DurationModel uses a Pydantic "after" mode model validator. This is a validator that runs after the standard Pydantic validators, so the date fields are already datetime.date instances. It's also a whole model validator, so it has access to all the fields in the model, not just one of them.

How to use

I will follow "late model" Python and Pydantic 2 approaches. Thus I will not be importing typing.Optional.

The DurationModel supports "optional" datetime.date fields for which I use datetime.date | None. I've provided a default of None and the validator should handle None dates.

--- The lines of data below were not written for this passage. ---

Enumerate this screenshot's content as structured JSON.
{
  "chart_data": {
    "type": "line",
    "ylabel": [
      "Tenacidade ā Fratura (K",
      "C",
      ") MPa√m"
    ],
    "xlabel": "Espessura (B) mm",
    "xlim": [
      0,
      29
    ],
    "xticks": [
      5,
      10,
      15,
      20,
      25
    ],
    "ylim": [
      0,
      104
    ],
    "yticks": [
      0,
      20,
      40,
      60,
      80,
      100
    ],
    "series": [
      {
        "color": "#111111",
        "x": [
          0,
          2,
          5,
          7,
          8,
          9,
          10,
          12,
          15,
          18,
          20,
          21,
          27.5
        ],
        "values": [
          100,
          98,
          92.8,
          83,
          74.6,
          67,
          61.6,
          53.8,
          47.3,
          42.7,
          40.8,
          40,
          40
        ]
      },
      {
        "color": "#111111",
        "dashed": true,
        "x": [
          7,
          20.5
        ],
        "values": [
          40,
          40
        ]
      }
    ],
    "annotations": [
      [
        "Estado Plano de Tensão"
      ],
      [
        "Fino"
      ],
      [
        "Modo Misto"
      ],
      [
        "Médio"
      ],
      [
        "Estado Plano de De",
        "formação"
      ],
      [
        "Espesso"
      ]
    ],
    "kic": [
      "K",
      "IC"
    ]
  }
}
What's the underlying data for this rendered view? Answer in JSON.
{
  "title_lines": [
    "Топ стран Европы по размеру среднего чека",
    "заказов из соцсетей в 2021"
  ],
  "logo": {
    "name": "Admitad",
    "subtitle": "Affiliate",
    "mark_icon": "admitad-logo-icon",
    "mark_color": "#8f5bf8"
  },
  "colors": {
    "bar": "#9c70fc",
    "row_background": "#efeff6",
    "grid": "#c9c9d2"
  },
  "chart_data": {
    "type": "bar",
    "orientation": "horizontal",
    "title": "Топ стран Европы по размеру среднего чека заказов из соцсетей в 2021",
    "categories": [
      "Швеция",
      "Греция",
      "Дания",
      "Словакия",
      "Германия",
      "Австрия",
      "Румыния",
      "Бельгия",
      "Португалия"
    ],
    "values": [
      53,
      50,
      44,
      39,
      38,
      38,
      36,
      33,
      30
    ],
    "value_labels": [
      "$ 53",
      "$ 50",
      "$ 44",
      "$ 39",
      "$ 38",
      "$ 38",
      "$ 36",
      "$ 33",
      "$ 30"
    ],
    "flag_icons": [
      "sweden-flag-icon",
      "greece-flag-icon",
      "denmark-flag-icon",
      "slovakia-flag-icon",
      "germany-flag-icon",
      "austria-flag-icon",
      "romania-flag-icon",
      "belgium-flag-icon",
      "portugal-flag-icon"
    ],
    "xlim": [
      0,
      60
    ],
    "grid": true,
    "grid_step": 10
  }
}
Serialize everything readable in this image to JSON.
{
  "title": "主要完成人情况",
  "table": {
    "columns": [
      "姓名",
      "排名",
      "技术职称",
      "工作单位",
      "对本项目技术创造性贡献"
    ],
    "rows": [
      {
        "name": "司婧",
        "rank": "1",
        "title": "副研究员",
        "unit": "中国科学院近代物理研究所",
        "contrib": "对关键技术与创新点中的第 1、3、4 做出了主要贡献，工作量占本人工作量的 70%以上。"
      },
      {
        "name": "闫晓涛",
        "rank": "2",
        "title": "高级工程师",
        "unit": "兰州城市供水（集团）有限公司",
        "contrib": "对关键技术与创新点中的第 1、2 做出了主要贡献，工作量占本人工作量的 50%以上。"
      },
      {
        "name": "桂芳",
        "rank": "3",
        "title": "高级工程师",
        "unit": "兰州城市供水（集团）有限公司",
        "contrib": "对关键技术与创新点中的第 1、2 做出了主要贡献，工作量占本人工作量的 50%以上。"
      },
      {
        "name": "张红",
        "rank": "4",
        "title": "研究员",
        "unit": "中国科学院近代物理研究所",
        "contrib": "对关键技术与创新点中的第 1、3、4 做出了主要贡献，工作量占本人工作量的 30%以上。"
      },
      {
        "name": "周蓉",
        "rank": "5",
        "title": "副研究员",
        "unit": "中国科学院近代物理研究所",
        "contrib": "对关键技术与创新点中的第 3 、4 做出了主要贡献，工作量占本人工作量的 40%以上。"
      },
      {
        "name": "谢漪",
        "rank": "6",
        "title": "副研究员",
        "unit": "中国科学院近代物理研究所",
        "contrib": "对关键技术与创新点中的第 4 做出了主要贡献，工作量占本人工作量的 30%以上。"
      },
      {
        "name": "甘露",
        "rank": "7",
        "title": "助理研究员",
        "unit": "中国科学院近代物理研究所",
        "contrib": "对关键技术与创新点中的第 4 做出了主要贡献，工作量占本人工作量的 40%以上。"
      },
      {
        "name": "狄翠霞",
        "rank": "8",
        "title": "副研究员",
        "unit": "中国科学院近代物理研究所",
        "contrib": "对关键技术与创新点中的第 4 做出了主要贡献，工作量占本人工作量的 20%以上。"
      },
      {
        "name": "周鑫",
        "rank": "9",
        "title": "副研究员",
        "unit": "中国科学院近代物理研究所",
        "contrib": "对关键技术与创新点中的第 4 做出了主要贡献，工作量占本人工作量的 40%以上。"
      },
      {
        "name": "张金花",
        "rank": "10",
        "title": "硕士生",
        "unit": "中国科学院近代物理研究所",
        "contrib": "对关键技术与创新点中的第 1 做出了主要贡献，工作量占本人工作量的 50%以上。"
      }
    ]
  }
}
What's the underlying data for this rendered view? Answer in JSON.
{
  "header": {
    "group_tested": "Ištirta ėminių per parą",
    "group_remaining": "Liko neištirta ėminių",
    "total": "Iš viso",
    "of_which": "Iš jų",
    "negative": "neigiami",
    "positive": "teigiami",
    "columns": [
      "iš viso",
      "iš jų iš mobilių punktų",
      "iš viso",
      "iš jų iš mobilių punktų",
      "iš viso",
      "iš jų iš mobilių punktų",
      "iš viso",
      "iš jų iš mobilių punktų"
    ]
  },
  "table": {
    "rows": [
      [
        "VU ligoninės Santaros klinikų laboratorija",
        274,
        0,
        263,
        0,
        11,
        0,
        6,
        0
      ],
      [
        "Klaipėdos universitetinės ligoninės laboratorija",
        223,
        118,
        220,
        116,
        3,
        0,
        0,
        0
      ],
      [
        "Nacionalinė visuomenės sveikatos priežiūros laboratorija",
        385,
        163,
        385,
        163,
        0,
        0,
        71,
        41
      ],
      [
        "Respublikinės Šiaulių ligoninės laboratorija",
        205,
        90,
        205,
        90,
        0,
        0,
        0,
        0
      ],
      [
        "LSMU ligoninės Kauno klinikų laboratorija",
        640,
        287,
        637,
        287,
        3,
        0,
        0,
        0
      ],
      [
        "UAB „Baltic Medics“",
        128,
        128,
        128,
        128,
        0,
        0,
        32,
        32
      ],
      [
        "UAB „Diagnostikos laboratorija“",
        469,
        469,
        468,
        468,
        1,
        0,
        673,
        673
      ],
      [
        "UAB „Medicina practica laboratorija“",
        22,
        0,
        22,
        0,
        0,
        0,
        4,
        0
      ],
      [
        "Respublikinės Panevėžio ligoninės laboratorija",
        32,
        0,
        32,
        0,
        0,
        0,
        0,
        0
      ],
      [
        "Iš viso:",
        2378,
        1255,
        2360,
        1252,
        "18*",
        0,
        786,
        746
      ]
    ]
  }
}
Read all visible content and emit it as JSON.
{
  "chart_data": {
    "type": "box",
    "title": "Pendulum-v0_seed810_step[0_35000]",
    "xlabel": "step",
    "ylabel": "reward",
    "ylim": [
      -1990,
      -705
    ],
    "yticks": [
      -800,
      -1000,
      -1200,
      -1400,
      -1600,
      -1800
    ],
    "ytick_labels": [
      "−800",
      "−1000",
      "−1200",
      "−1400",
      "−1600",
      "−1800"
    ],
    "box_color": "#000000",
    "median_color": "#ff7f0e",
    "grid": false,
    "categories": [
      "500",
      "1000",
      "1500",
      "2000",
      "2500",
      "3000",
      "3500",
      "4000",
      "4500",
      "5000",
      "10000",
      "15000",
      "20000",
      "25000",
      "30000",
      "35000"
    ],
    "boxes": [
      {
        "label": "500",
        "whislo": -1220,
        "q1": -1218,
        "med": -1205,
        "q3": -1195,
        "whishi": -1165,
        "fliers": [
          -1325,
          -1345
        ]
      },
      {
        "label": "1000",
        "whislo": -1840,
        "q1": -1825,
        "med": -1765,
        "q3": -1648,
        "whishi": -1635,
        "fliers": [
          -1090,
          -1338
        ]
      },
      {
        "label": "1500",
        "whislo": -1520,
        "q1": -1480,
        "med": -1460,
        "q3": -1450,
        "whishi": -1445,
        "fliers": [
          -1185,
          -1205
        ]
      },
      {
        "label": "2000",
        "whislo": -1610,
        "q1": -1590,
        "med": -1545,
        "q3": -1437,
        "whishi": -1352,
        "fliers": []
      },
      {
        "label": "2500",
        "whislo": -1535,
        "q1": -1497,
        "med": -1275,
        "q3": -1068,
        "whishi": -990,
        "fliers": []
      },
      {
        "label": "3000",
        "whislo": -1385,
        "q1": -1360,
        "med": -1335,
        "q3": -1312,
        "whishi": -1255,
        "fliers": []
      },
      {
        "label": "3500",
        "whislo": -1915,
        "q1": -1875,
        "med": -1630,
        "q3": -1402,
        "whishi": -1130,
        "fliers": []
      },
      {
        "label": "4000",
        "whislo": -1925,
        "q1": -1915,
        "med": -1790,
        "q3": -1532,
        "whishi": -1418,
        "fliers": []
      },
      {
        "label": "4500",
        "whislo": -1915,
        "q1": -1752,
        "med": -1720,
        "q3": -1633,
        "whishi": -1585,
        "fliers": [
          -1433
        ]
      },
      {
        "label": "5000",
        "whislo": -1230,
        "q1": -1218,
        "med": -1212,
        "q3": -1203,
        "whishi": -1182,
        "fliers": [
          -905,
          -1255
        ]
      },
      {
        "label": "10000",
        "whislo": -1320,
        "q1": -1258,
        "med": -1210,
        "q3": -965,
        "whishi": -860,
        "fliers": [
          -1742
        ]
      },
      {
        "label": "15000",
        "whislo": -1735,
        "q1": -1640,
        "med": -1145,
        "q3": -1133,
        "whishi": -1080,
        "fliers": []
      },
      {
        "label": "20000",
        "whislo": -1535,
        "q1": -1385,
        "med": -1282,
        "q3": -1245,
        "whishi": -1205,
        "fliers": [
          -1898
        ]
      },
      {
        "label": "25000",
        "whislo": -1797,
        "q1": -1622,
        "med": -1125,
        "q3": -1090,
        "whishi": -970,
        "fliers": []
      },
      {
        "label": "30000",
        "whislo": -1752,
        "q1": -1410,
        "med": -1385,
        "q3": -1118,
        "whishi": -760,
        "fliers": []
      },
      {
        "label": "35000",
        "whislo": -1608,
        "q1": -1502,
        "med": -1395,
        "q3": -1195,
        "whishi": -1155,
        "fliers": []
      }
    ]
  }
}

Of course it can be more strict if needed.

Again, I can't bring myself to perpetuate the "start from" and "start to" naming as this is inherently contradictory, but I've done my best to fit in. I've skipped the Field descriptions to keep it brief. Those are easily added back in if needed.

import datetime

class MyModel(DurationModel):
    from_date: datetime.date | None = None
    to_date: datetime.date | None = None
    other: str

my_data = {"from_date": "2023-01-01", "to_date": "2023-12-31", "other": "stuff"}
my_model = MyModel(**my_data)

Some examples

Here are some quick usage examples of how it works.

my_data = {"from_date": "2023-01-01", "to_date": "2023-12-31", "other": "stuff"}
my_model = MyModel(**my_data)
# from_date=datetime.date(2023, 1, 1)
# to_date=datetime.date(2023, 12, 31)
# other='stuff'
my_data = {"from_date": "2024-01-01", "to_date": "2023-12-31", "other": "stuff"}
my_model = MyModel(**my_data)
# Value error, MyModel 'from' date after 'to' date
# [type=value_error, input_value={'from_date': '2024-01-01...}, input_type=dict]
my_data = {"from_date": "2024-01-01", "to_date": "", "other": "stuff"}
my_model = MyModel(**my_data)
# Input should be a valid date or datetime, input is too short
# [type=date_from_datetime_parsing, input_value='', input_type=str]
my_data = {"from_date": "2024-01-01", "to_date": None, "other": "stuff"}
my_model = MyModel(**my_data)
# from_date=datetime.date(2024, 1, 1)
# to_date=None
# other='stuff'

Simple application to question

And at the risk of making this answer too long, I've applied the principles above to implement an answer that fits just the simple use case where a generic base class is overkill.

import pydantic
import datetime


class MyModel(pydantic.BaseModel):
    from_date: datetime.date | None = None
    to_date: datetime.date | None = None
    other_data: str

    @pydantic.model_validator(mode="after")
    def validate_date_order(self) -> "MyModel":
        if (self.from_date or datetime.date.min) > (self.to_date or datetime.date.max):
            msg = "MyModel 'from_date' comes after 'to_date'"
            raise ValueError(msg)
        return self

my_data = {"from_date": "2023-01-01", "to_date": "2023-12-31", "other_data": "stuff"}
my_model = MyModel(**my_data)
print(my_model)

my_data = {"from_date": "2024-01-01", "to_date": None, "other_data": "stuff"}
my_model = MyModel(**my_data)
print(my_model)

my_data = {"from_date": "2024-01-01", "to_date": "2023-12-31", "other_data": "stuff"}
my_model = MyModel(**my_data)
# Value error, MyModel 'from_date' comes after 'to_date'

Upvotes: 0

Samuel Colvin
Samuel Colvin

Reputation: 13339

You need to change the order of fields so startFrom comes after startTo, review the docs on order of fields.